LUXEMBOURG
FRÉDÉRIC ROLLIN, SENIOR INVESTMENT ADVISER CHEZ PICTET ASSET MANAGEMENT

L'analyse du samedi

Pictet Asset Management en quelques mots

Présent à travers le monde

Pictet Asset Management (Pictet AM) regroupe l’ensemble des filiales et des départements opérationnels du Groupe se consacrant à la gestion institutionnelle ainsi qu’à la gestion de fonds de placement. Pictet Asset Management Limited est une société britannique agréée par la Financial Conduct Authority et soumise à la surveillance de cette dernière.
Présent sur 17 sites à travers le monde (Amsterdam, Bruxelles, Dubaï, Francfort, Genève, Hong Kong, Londres, Luxembourg, Madrid, Milan, Montréal, Osaka, Paris, Singapour, Taipei, Tokyo, Zurich), Pictet AM gérait au 31 décembre 2019 185 milliards d’euros d’actifs investis sur les marchés actions et obligataires internationaux.

Rendements obligataires proches de zéro, dividendes amputés, chômage en hausse, perspectives économiques et sanitaires incertaines, le cartable de la rentrée paraît bien lourd.
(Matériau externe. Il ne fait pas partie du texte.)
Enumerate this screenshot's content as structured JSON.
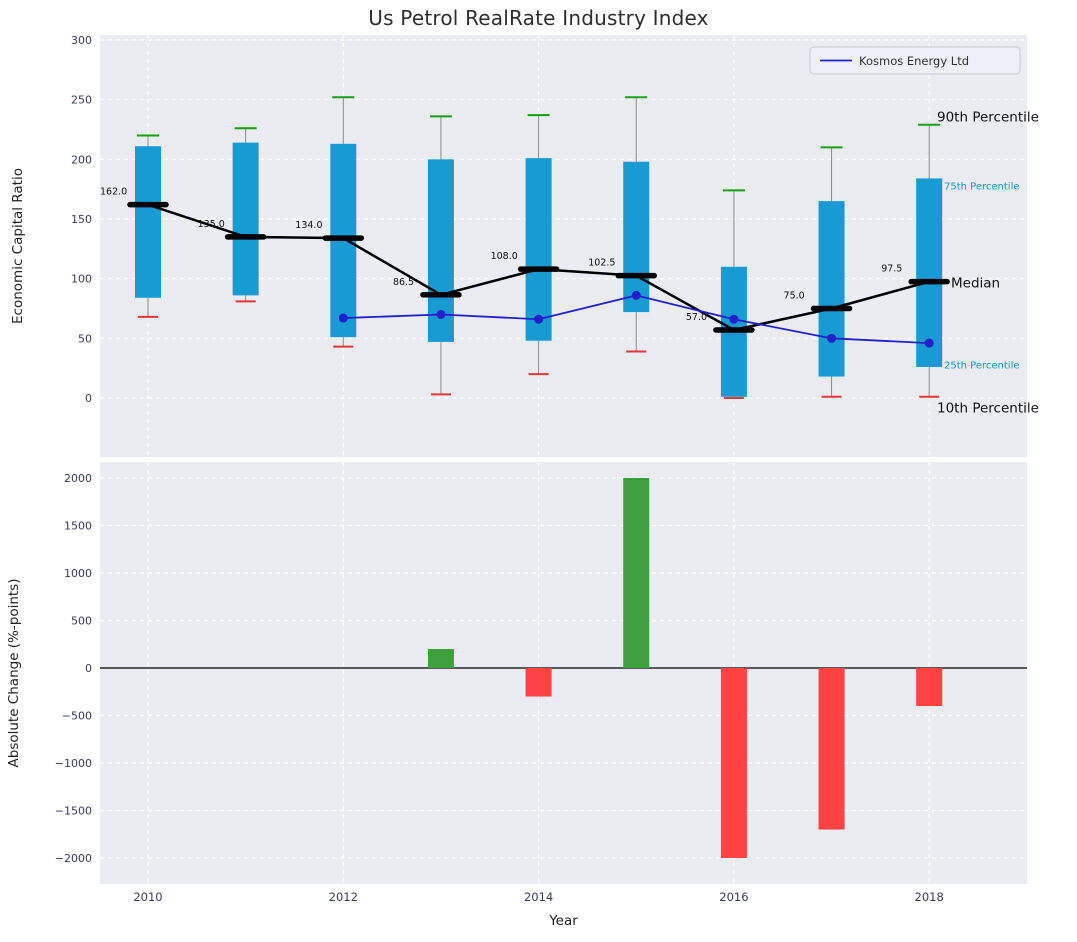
{
  "chart_data": [
    {
      "type": "boxplot+line",
      "title": "Us Petrol RealRate Industry Index",
      "ylabel": "Economic Capital Ratio",
      "ylim": [
        -50,
        305
      ],
      "yticks": [
        0,
        50,
        100,
        150,
        200,
        250,
        300
      ],
      "xticks": [
        2010,
        2012,
        2014,
        2016,
        2018
      ],
      "grid": "white-dashed",
      "legend": {
        "label": "Kosmos Energy Ltd",
        "position": "upper right"
      },
      "boxes": [
        {
          "year": 2010,
          "p10": 68,
          "q25": 84,
          "median": 162.0,
          "q75": 211,
          "p90": 220,
          "label": "162.0"
        },
        {
          "year": 2011,
          "p10": 81,
          "q25": 86,
          "median": 135.0,
          "q75": 214,
          "p90": 226,
          "label": "135.0"
        },
        {
          "year": 2012,
          "p10": 43,
          "q25": 51,
          "median": 134.0,
          "q75": 213,
          "p90": 252,
          "label": "134.0"
        },
        {
          "year": 2013,
          "p10": 3,
          "q25": 47,
          "median": 86.5,
          "q75": 200,
          "p90": 236,
          "label": "86.5"
        },
        {
          "year": 2014,
          "p10": 20,
          "q25": 48,
          "median": 108.0,
          "q75": 201,
          "p90": 237,
          "label": "108.0"
        },
        {
          "year": 2015,
          "p10": 39,
          "q25": 72,
          "median": 102.5,
          "q75": 198,
          "p90": 252,
          "label": "102.5"
        },
        {
          "year": 2016,
          "p10": 0,
          "q25": 1,
          "median": 57.0,
          "q75": 110,
          "p90": 174,
          "label": "57.0"
        },
        {
          "year": 2017,
          "p10": 1,
          "q25": 18,
          "median": 75.0,
          "q75": 165,
          "p90": 210,
          "label": "75.0"
        },
        {
          "year": 2018,
          "p10": 1,
          "q25": 26,
          "median": 97.5,
          "q75": 184,
          "p90": 229,
          "label": "97.5"
        }
      ],
      "series": [
        {
          "name": "Kosmos Energy Ltd",
          "x": [
            2012,
            2013,
            2014,
            2015,
            2016,
            2017,
            2018
          ],
          "y": [
            67,
            70,
            66,
            86,
            66,
            50,
            46
          ],
          "color": "#2020cf"
        }
      ],
      "annotations": [
        {
          "text": "90th Percentile",
          "value": 235,
          "color": "#111111",
          "size": 13.5,
          "x": 937
        },
        {
          "text": "75th Percentile",
          "value": 178,
          "color": "#1899c6",
          "size": 10,
          "x": 944
        },
        {
          "text": "Median",
          "value": 96,
          "color": "#111111",
          "size": 13.5,
          "x": 951
        },
        {
          "text": "25th Percentile",
          "value": 28,
          "color": "#1899c6",
          "size": 10,
          "x": 944
        },
        {
          "text": "10th Percentile",
          "value": -9,
          "color": "#111111",
          "size": 13.5,
          "x": 937
        }
      ],
      "colors": {
        "box": "#189bd2",
        "cap_top": "#12a112",
        "cap_bottom": "#e53535",
        "whisker": "#8a8a8a",
        "median": "#000000",
        "plot_bg": "#ebebf2",
        "grid": "#ffffff",
        "tick": "#333a5e"
      }
    },
    {
      "type": "bar",
      "ylabel": "Absolute Change (%-points)",
      "xlabel": "Year",
      "ylim": [
        -2200,
        2200
      ],
      "yticks": [
        -2000,
        -1500,
        -1000,
        -500,
        0,
        500,
        1000,
        1500,
        2000
      ],
      "categories": [
        2010,
        2011,
        2012,
        2013,
        2014,
        2015,
        2016,
        2017,
        2018
      ],
      "values": [
        0,
        0,
        0,
        200,
        -300,
        2000,
        -2000,
        -1700,
        -400
      ],
      "colors": {
        "positive": "#3fa03f",
        "negative": "#ff4242",
        "zero_line": "#000000"
      }
    }
  ]
}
D’autant que, malgré la récession, les actions des pays développés tutoient leurs plus hauts historiques. Les actions européennes, moins chères que leurs homologues américaines et désormais défendues par des politiques publiques titanesques, recèlent encore un potentiel de gain. Mais attention, la hausse pourrait être limitée par une croissance durablement anémiée. La démographie européenne est défavorable, la productivité stagne et la dette des Etats est écrasante.

Mieux vaut diversifier

Dans ce contexte, il semble judicieux de diversifier son portefeuille hors de la zone euro. En Chine par exemple, l’épidémie a fortement reculé et l’économie offre des perspectives prometteuses pour la fin de l’année. Le marché actions est donc intéressant, d’autant que les valorisations sont toujours modestes. De plus, la croissance bénéficiaire des entreprises chinoises devrait progresser encore longtemps, car le pays se modernise à grande vitesse et les gains de productivité demeurent élevés. La Chine a mis l’accent sur l’enseignement technique et forme huit fois plus d’étudiants que les Etats-Unis aux disciplines STIM (sciences, technologie, ingénierie, mathématiques)1. Résultat, le pays rivalise avec les Américains dans les deux grands combats technologiques de cette décennie : la 5G et l’intelligence artificielle.
Il convient également de suivre les actions sylvicoles, qui pourraient bénéficier de la demande soutenue de pâte à papier en Chine, mais aussi, notamment grâce à la baisse des taux, du nombre en forte hausse des permis de construire aux Etats-Unis, où beaucoup de maisons sont en bois. En tant que bien réel, cette matière première représente par ailleurs un moyen pertinent de se protéger contre l’accélération inopportune de l’inflation que risquent de produire les politiques monétaires décomplexées actuellement en vigueur. Ajoutons que la sylviculture durable est un outil efficace contre le réchauffement climatique. Les forêts bien gérées stockent en effet de grandes quantités de CO2.

La santé en croissance

Le secteur de la santé connaît depuis longtemps une croissance bénéficiaire supérieure et stable. Il est peu sensible aux aléas économiques et a bien résisté à la crise. Au cours des vingt dernières années, il a aussi été porté par la hausse du niveau de vie dans les pays émergents et par le vieillissement de la population mondiale. Et la crise sanitaire a démontré la nécessité impérieuse de rendre nos systèmes de santé plus efficaces.
Parmi les solutions susceptibles d’être plébiscitées ces prochaines années, citons les logiciels de diagnostic par intelligence artificielle, d’organisation des hôpitaux ou encore les outils chirurgicaux mini-invasifs réduisant les durées d’hospitalisation.
De plus, le besoin désormais criant d’une recherche médicale performante, donc chère, donnera à l’industrie pharmaceutique des arguments pour défendre ses prix de vente auprès de la future administration américaine.
Enfin, les énergies propres, innovantes par nature et chaque année plus compétitives, bénéficieront grâce aux taux bas de coûts de financement de recherche et d’investissement peu élevés, ainsi que de la sympathie du public et des politiques, de plus en plus avertis des désastres que peut provoquer notre empreinte sur la nature.